Social Links is a global provider of OSINT and Open Data technologies. We are developing a modular Open Intelligence Platform that aggregates hundreds of data sources and delivers intelligence through AI agents, pipelines, and customizable workflows.
Our infrastructure spans both legacy on-premise deployments and a new AWS-based cloud-native platform. To support this transformation, we’re looking for a Lead Site Reliability Engineer who will own the full lifecycle of system reliability — from process design to hands-on implementation.
As Lead SRE Engineer, you will:
- Take ownership of our current on-premises systems and stabilize them.
- Build modern SRE practices from the ground up.
- Drive our transition to the AWS cloud (architecture, tooling, observability).
- Manage and mentor a team of DevOps and SysOps engineers.
This role is ideal for someone who wants to own reliability architecture and be a key strategic contributor to how a high-impact, AI-powered platform evolves.
Key Responsibilities:
- Define and implement SRE practices: SLO/SLA management, incident response, postmortems, alerting policies.
- Lead the team responsible for:
- On-prem infrastructure (Linux, VPNs, networking, firewalls, Zabbix).
- DevOps and CI/CD workflows.
- Platform observability (Prometheus, Grafana, Loki, Tempo).
- Architect and scale cloud-native infrastructure using AWS services:
- EC2, VPC, EKS, S3, IAM, CloudWatch, Route53, etc.

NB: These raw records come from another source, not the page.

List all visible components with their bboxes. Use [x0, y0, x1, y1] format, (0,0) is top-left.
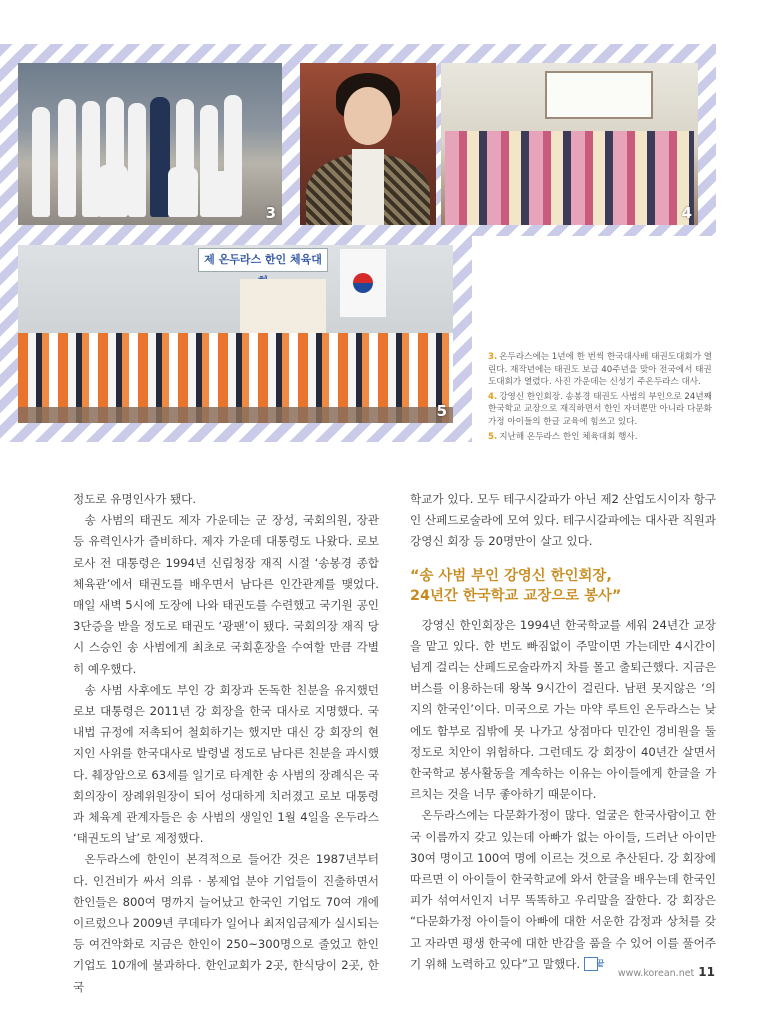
paragraph: 학교가 있다. 모두 테구시갈파가 아닌 제2 산업도시이자 항구인 산페드로술라에 모여 있다. 테구시갈파에는 대사관 직원과 강영신 회장 등 20명만이 살고 있다. [410, 492, 716, 549]
article-left-column [73, 489, 379, 998]
article-right-column [410, 489, 716, 975]
whiteboard [545, 71, 653, 119]
portrait-face [344, 87, 392, 145]
paragraph: 정도로 유명인사가 됐다. [73, 492, 197, 506]
caption-3: 3. 온두라스에는 1년에 한 번씩 한국대사배 태권도대회가 열린다. 재작년에는 태권도 보급 40주년을 맞아 전국에서 태권도대회가 열렸다. 사진 가운데는 신성기 주온두라스 대사. [488, 352, 713, 388]
photo-sports-event [18, 245, 453, 423]
event-banner [198, 248, 328, 272]
students-group [445, 131, 694, 225]
paragraph: 강영신 한인회장은 1994년 한국학교를 세워 24년간 교장을 맡고 있다. 한 번도 빠짐없이 주말이면 가는데만 4시간이 넘게 걸리는 산페드로술라까지 차를 몰고 출퇴근했다. 지금은 버스를 이용하는데 왕복 9시간이 걸린다. 남편 못지않은 ‘의지의 한국인’이다. 미국으로 가는 마약 루트인 온두라스는 낮에도 함부로 집밖에 못 나가고 상점마다 민간인 경비원을 둘 정도로 치안이 위험하다. 그런데도 강 회장이 40년간 살면서 한국학교 봉사활동을 계속하는 이유는 아이들에게 한글을 가르치는 것을 너무 좋아하기 때문이다. [410, 617, 716, 802]
figure [32, 107, 50, 217]
figure-suit [150, 97, 170, 217]
figure-front [98, 165, 128, 217]
figure-front [168, 167, 198, 217]
photo-number: 4 [681, 204, 692, 222]
figure-front [204, 171, 238, 217]
paragraph: 온두라스에는 다문화가정이 많다. 얼굴은 한국사람이고 한국 이름까지 갖고 있는데 아빠가 없는 아이들, 드러난 아이만 30여 명이고 100여 명에 이르는 것으로 추산된다. 강 회장에 따르면 이 아이들이 한국학교에 와서 한글을 배우는데 한국인 피가 섞여서인지 너무 똑똑하고 우리말을 잘한다. 강 회장은 “다문화가정 아이들이 아빠에 대한 서운한 감정과 상처를 갖고 자라면 평생 한국에 대한 반감을 품을 수 있어 이를 풀어주기 위해 노력하고 있다”고 말했다. 끝 [410, 808, 716, 971]
heading-line-2: 24년간 한국학교 교장으로 봉사” [410, 587, 622, 604]
figure [58, 99, 76, 217]
photo-captions [488, 351, 716, 445]
korean-flag [340, 249, 386, 317]
figure [128, 103, 146, 217]
paragraph: 송 사범의 태권도 제자 가운데는 군 장성, 국회의원, 장관 등 유력인사가 즐비하다. 제자 가운데 대통령도 나왔다. 로보 로사 전 대통령은 1994년 신림청장 재직 시절 ‘송봉경 종합체육관’에서 태권도를 배우면서 남다른 인간관계를 맺었다. 매일 새벽 5시에 도장에 나와 태권도를 수련했고 국기원 공인 3단증을 받을 정도로 태권도 ‘광팬’이 됐다. 국회의장 재직 당시 스승인 송 사범에게 최초로 국회훈장을 수여할 만큼 각별히 예우했다. [73, 513, 379, 676]
end-mark-icon: 끝 [584, 957, 598, 971]
taegeuk-symbol [353, 273, 373, 293]
projection-screen [240, 279, 326, 333]
photo-number: 5 [436, 402, 447, 420]
paragraph: 송 사범 사후에도 부인 강 회장과 돈독한 친분을 유지했던 로보 대통령은 2011년 강 회장을 한국 대사로 지명했다. 국내법 규정에 저촉되어 철회하기는 했지만 대신 강 회장의 현지인 사위를 한국대사로 발령낼 정도로 남다른 친분을 과시했다. 췌장암으로 63세를 일기로 타계한 송 사범의 장례식은 국회의장이 장례위원장이 되어 성대하게 치러졌고 로보 대통령과 체육계 관계자들은 송 사범의 생일인 1월 4일을 온두라스 ‘태권도의 날’로 제정했다. [73, 682, 379, 846]
floor [18, 407, 453, 423]
section-heading [410, 566, 716, 606]
photo-portrait [300, 63, 436, 225]
portrait-scarf [352, 149, 384, 225]
event-banner-text: 제 온두라스 한인 체육대 [204, 253, 322, 266]
photo-taekwondo-group [18, 63, 282, 225]
photo-korean-school [441, 63, 698, 225]
caption-5: 5. 지난해 온두라스 한인 체육대회 행사. [488, 431, 638, 442]
heading-line-1: “송 사범 부인 강영신 한인회장, [410, 567, 612, 584]
paragraph: 온두라스에 한인이 본격적으로 들어간 것은 1987년부터다. 인건비가 싸서 의류 · 봉제업 분야 기업들이 진출하면서 한인들은 800여 명까지 늘어났고 한국인 기업도 70여 개에 이르렀으나 2009년 쿠데타가 일어나 최저임금제가 실시되는 등 여건악화로 지금은 한인이 250~300명으로 줄었고 한인 기업도 10개에 불과하다. 한인교회가 2곳, 한식당이 2곳, 한국 [73, 852, 379, 994]
footer-site: www.korean.net [617, 968, 695, 979]
caption-4: 4. 강영신 한인회장. 송봉경 태권도 사범의 부인으로 24년째 한국학교 교장으로 재직하면서 한인 자녀뿐만 아니라 다문화 가정 아이들의 한글 교육에 힘쓰고 있다. [488, 391, 712, 427]
photo-number: 3 [265, 204, 276, 222]
page-footer [618, 965, 715, 979]
page-number: 11 [698, 965, 715, 979]
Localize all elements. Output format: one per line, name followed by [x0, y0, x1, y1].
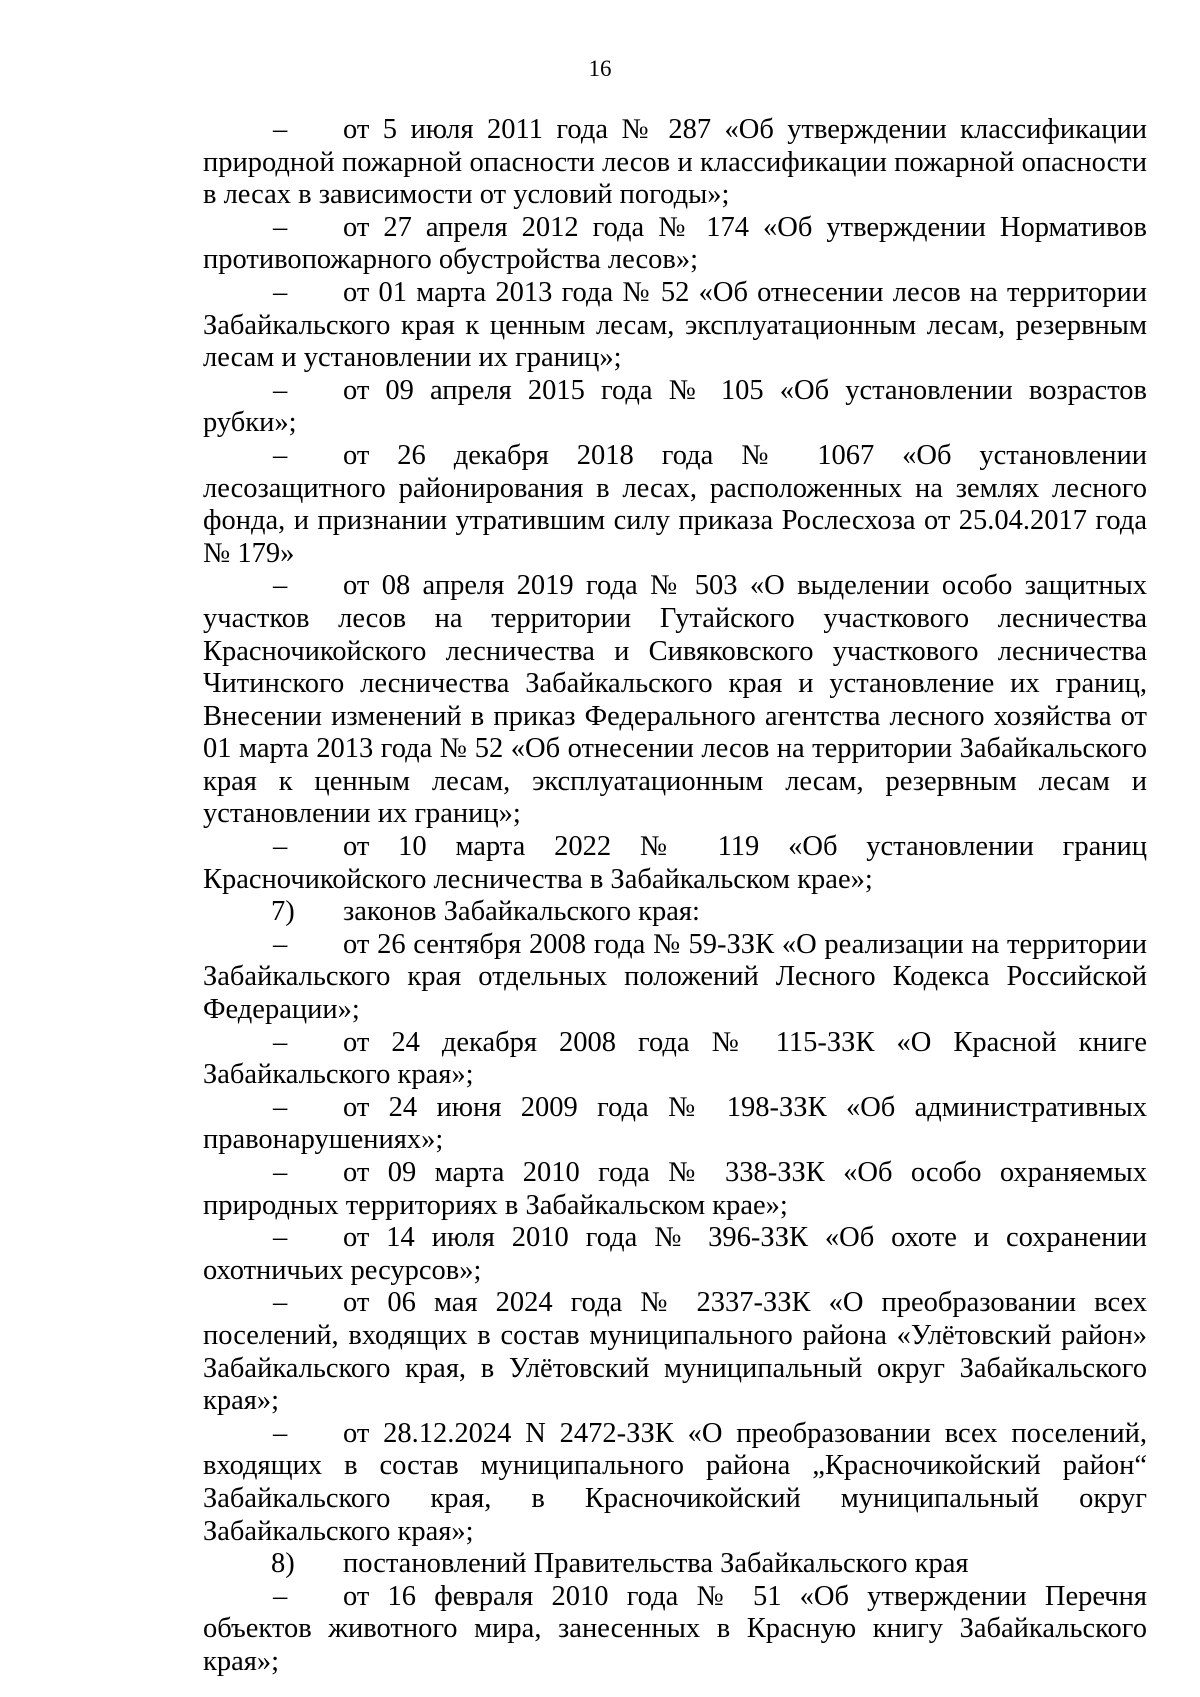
- list-item: [203, 1548, 1147, 1581]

- Oversee migration of services and systems from on-prem to cloud.
- Own logging, metrics, recovery processes, DRP, and secure runtime environments.
- Implement infrastructure automation and self-healing mechanisms.
- Build internal documentation, runbooks, and operational guidelines.
- Act as mentor and leader for the reliability culture across engineering.
What We’re Looking For:
- 5+ years in infrastructure/SRE/DevOps roles, 2+ years in technical leadership.
- Expert knowledge of Linux, Bash, system automation.
- Deep understanding of core networking: VPN, TCP/IP, DNS, routing, NAT, firewalls.
- Hands-on experience with on-prem operations and modernization.
- Experience with monitoring: Zabbix, Prometheus, Grafana.
- Proven experience with AWS (high priority): EC2, IAM, VPC, EKS, S3, CloudWatch.
- Strong skills in CI/CD tooling: GitHub Actions, GitLab CI, ArgoCD, Helm, Kustomize.
- Experience implementing SRE disciplines: SLOs, error budgets, incident management.
- Proficiency in writing clear documentation and infrastructure standards.
Nice to Have:
- Experience with OpenFaaS, Kubernetes, Terraform, Ansible.
- Familiarity with SOC2, ISO 27001, GDPR compliance practices.
- Python scripting for automation.
- Experience with Vault, OPA, RBAC, and Zero Trust architectures.
Why Join Us:
- A strategic role where you define infrastructure and reliability culture from the ground up.
- Full ownership over reliability, observability, and platform resiliency.
- A growing, global, product-driven company with engineering at the center.
- Flexible remote environment with stock options and leadership visibility.
- A foundational role with a clear growth path toward Head of Infrastructure/SRE.
If you turn chaos into structure and systems into strategy — this role is for you.